Why Do We Lose Our Sense of Taste and Smell as We Age?
Cranial nerves in the brain control many functions in the body. For instance, the main job of the olfactory nerve is to control the sense of smell. When receptors high in the nose smell something, the data is transferred to the brain through the nerves where it is interpreted as scents.
The same goes for our sense of taste. Instead of the nose, the receptors for taste are on the tongue. There are four distinct tastes we can detect: salty, sweet, bitter and sour. Each one corresponds to different areas of the tongue. When one is detected, chemical data is sent to the brain and interpreted as one of the four tastes by the brain.
As the body ages, neural pathways can begin to degenerate. You probably won’t lose your sense of taste and smell altogether, but they will likely experience a diminished capacity. Maybe it takes you longer to detect a smell even if it is familiar. Smelling disorders are more common in older men than in women.
The center in the brain that controls our sense of smell is close to that which controls our sense of taste. In fact, if you think that it is your taste buds that are not doing their job, chances are it may actually be your sense of smell that is affected.
Think about it. When you have a cold where your nasal passages are swollen and congested, it is hard to breathe and also heard to smell. Without the ability to smell, food seems to taste bland. We often associate how a food smells with how it should taste. Without one sense the other is impaired as well.
Smell is important in life.
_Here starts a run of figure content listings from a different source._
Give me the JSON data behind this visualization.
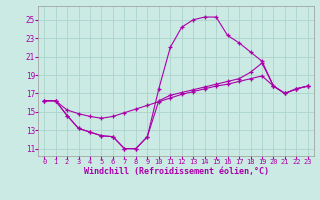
{
  "background_color": "#cceae4",
  "grid_color": "#aad4cc",
  "line_color": "#aa00aa",
  "xlabel": "Windchill (Refroidissement éolien,°C)",
  "xlabel_fontsize": 6.0,
  "yticks": [
    11,
    13,
    15,
    17,
    19,
    21,
    23,
    25
  ],
  "xticks": [
    0,
    1,
    2,
    3,
    4,
    5,
    6,
    7,
    8,
    9,
    10,
    11,
    12,
    13,
    14,
    15,
    16,
    17,
    18,
    19,
    20,
    21,
    22,
    23
  ],
  "xlim": [
    -0.5,
    23.5
  ],
  "ylim": [
    10.2,
    26.5
  ],
  "curve1_x": [
    0,
    1,
    2,
    3,
    4,
    5,
    6,
    7,
    8,
    9,
    10,
    11,
    12,
    13,
    14,
    15,
    16,
    17,
    18,
    19,
    20,
    21,
    22,
    23
  ],
  "curve1_y": [
    16.2,
    16.2,
    14.6,
    13.2,
    12.8,
    12.4,
    12.3,
    11.0,
    11.0,
    12.3,
    17.5,
    22.0,
    24.2,
    25.0,
    25.3,
    25.3,
    23.3,
    22.5,
    21.5,
    20.5,
    17.8,
    17.0,
    17.5,
    17.8
  ],
  "curve2_x": [
    0,
    1,
    2,
    3,
    4,
    5,
    6,
    7,
    8,
    9,
    10,
    11,
    12,
    13,
    14,
    15,
    16,
    17,
    18,
    19,
    20,
    21,
    22,
    23
  ],
  "curve2_y": [
    16.2,
    16.2,
    14.6,
    13.2,
    12.8,
    12.4,
    12.3,
    11.0,
    11.0,
    12.3,
    16.2,
    16.8,
    17.1,
    17.4,
    17.7,
    18.0,
    18.3,
    18.6,
    19.3,
    20.3,
    17.8,
    17.0,
    17.5,
    17.8
  ],
  "curve3_x": [
    0,
    1,
    2,
    3,
    4,
    5,
    6,
    7,
    8,
    9,
    10,
    11,
    12,
    13,
    14,
    15,
    16,
    17,
    18,
    19,
    20,
    21,
    22,
    23
  ],
  "curve3_y": [
    16.2,
    16.2,
    15.2,
    14.8,
    14.5,
    14.3,
    14.5,
    14.9,
    15.3,
    15.7,
    16.1,
    16.5,
    16.9,
    17.2,
    17.5,
    17.8,
    18.0,
    18.3,
    18.6,
    18.9,
    17.8,
    17.0,
    17.5,
    17.8
  ]
}
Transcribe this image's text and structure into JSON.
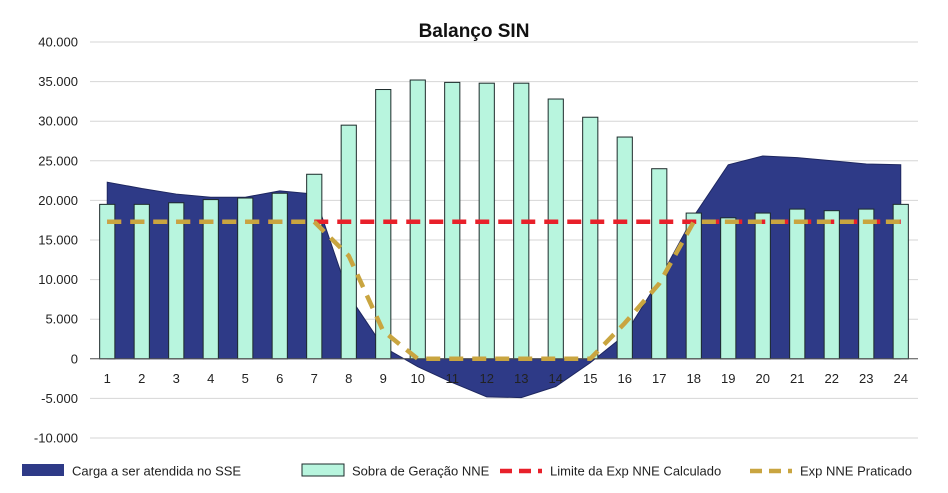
{
  "chart_data": {
    "type": "bar",
    "title": "Balanço SIN",
    "xlabel": "",
    "ylabel": "",
    "categories": [
      "1",
      "2",
      "3",
      "4",
      "5",
      "6",
      "7",
      "8",
      "9",
      "10",
      "11",
      "12",
      "13",
      "14",
      "15",
      "16",
      "17",
      "18",
      "19",
      "20",
      "21",
      "22",
      "23",
      "24"
    ],
    "ylim": [
      -10000,
      40000
    ],
    "yticks": [
      40000,
      35000,
      30000,
      25000,
      20000,
      15000,
      10000,
      5000,
      0,
      -5000,
      -10000
    ],
    "ytick_labels": [
      "40.000",
      "35.000",
      "30.000",
      "25.000",
      "20.000",
      "15.000",
      "10.000",
      "5.000",
      "0",
      "-5.000",
      "-10.000"
    ],
    "grid": true,
    "legend_position": "bottom",
    "series": [
      {
        "name": "Carga a ser atendida no SSE",
        "type": "area",
        "color": "#2e3a87",
        "values": [
          22300,
          21500,
          20800,
          20400,
          20400,
          21200,
          20800,
          8000,
          1500,
          -1000,
          -3000,
          -4800,
          -4900,
          -3500,
          -500,
          3000,
          10000,
          18000,
          24500,
          25600,
          25400,
          25000,
          24600,
          24500
        ]
      },
      {
        "name": "Sobra de Geração NNE",
        "type": "bar",
        "color": "#b8f5de",
        "stroke": "#1d2b2b",
        "values": [
          19500,
          19500,
          19700,
          20100,
          20300,
          20900,
          23300,
          29500,
          34000,
          35200,
          34900,
          34800,
          34800,
          32800,
          30500,
          28000,
          24000,
          18400,
          17800,
          18400,
          18900,
          18700,
          18900,
          19500
        ]
      },
      {
        "name": "Limite da Exp NNE Calculado",
        "type": "line",
        "color": "#e8202a",
        "dash": "dashed",
        "values": [
          17300,
          17300,
          17300,
          17300,
          17300,
          17300,
          17300,
          17300,
          17300,
          17300,
          17300,
          17300,
          17300,
          17300,
          17300,
          17300,
          17300,
          17300,
          17300,
          17300,
          17300,
          17300,
          17300,
          17300
        ]
      },
      {
        "name": "Exp NNE Praticado",
        "type": "line",
        "color": "#c9a540",
        "dash": "dashed",
        "values": [
          17300,
          17300,
          17300,
          17300,
          17300,
          17300,
          17300,
          13000,
          3500,
          0,
          0,
          0,
          0,
          0,
          0,
          4500,
          9500,
          17300,
          17300,
          17300,
          17300,
          17300,
          17300,
          17300
        ]
      }
    ]
  }
}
Smells alert us to dangers such as fires, gas leaks, burning electrical wires and other things. It kicks our bodies into high gear to respond to the threat. So, finding out why your sense of smell is decreased is necessary.
Age accounts for some of the loss of these two senses, but it is not the only reason. Even if age is taken into account there could be other reasons that further affect them and make the resulting situation worse. These other factors that diminish both include colds, smoking, sinus problems, stroke, surgery, head trauma and diabetes as an example. You won’t know for sure what is normal until you consult with a doctor.